How does all this compare to Earthshot? Let’s run the numbers
Funders: Aga Khan Development Network, Bezos Earth Fund, Bloomberg Philanthropies, Breakthrough Energy Foundation, Coleman Family Ventures, DP World in partnership with Dubai EXPO 2020, Eleven Eleven Foundation, Giving | Grousbeck Fazzalari, Holch Povlsen Foundation, Jack Ma Foundation, Law Family Charitable Foundation, Mastercard Center for Inclusive Growth, Marc and Lynne Benioff, Paul G. Allen Family Foundation, Rob Walton Foundation, Sandy and Paul Edgerley, Standard Chartered Bank, Temasek Trust and Uber (a total of 18)
Dollars awarded per funder: ~$363,512
Billionaire backers: At least 12
How to put that figure in proper context? Compared to the Goldman Prize — which has the lowest amount awarded per funder of any other on my list — Earthshot gives just one-third as much. Put it alongside the other billionaire-dominated prize, Audacious, and Earthshot awards 60 times less money per backer. Line Earthshot up against Scott’s open call, and each sponsor is granting just 0.057% as much. And the British pound recently hit a roughly two-year high against the dollar, so these figures are actually conservative.
Another good comparison is to other givers. As I noted in my recent op-ed, Rihanna gave nearly as much in one year to environmental justice groups — $15 million in 2022 — as Prince William and his 19 backers have to Earthshot Prize winners to date.
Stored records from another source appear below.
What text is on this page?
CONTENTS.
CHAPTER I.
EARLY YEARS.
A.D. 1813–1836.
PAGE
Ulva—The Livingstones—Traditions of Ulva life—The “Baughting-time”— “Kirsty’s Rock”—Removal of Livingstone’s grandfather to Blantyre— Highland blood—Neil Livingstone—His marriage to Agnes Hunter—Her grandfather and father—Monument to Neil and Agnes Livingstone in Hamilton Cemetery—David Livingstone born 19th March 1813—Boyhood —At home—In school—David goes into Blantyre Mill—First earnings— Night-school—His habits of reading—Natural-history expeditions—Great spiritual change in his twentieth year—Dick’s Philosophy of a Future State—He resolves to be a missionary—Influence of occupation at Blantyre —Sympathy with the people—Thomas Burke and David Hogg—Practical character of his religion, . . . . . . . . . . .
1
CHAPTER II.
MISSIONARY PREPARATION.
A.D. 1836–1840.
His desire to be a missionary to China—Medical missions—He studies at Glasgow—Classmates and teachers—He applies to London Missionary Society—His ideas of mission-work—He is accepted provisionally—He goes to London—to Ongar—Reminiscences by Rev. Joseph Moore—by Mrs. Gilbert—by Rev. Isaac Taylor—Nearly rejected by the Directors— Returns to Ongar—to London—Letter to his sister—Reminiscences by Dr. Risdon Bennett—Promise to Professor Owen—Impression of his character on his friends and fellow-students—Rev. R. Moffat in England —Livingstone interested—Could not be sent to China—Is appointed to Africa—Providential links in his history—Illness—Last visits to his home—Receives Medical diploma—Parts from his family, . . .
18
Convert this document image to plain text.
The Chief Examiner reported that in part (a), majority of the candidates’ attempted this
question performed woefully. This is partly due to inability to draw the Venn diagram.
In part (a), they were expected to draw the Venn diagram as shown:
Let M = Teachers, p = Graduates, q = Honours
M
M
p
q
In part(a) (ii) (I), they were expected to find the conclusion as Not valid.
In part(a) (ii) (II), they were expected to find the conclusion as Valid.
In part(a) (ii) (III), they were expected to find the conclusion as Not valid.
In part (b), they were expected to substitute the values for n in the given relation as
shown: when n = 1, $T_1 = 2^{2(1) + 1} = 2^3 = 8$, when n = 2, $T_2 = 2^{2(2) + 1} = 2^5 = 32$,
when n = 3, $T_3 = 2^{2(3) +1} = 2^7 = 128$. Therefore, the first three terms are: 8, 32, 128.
Al Gore offers another counterpoint. When the former vice president jointly won the Nobel Peace Prize in 2007, he actually donated all the money received to the environmental nonprofit he founded, Alliance for Climate Protection. The total was reportedly $750,000 — or twice what Earthshot awards per funder. Greta Thunberg did the same in 2020 for a €1 million award. She is, in case you’ve forgotten, just 21 years old.
In sum, the Earthshot Prize provides winners fewer dollars per funder than every other major environmental competition out there. That’s despite having more billionaire backers per dollar given than any contest on that list.
Put another way, the heir to the British throne, seven other billionaires, four centibillionaires and a few of the most powerful companies on Earth are all but putting pennies in the pot for their moonshot, but they are generating more publicity than their peers. Is that all we should ask of this future monarch and Forbes list lineup?
Moreover, given how much publicity they generate for their grantees, and how important such attention is to promising young organizations shooting for the moon, why limit the attention to just five winners? Isn’t that a missed opportunity, both for the thousands of runners-up and our chances of preserving a habitable planet?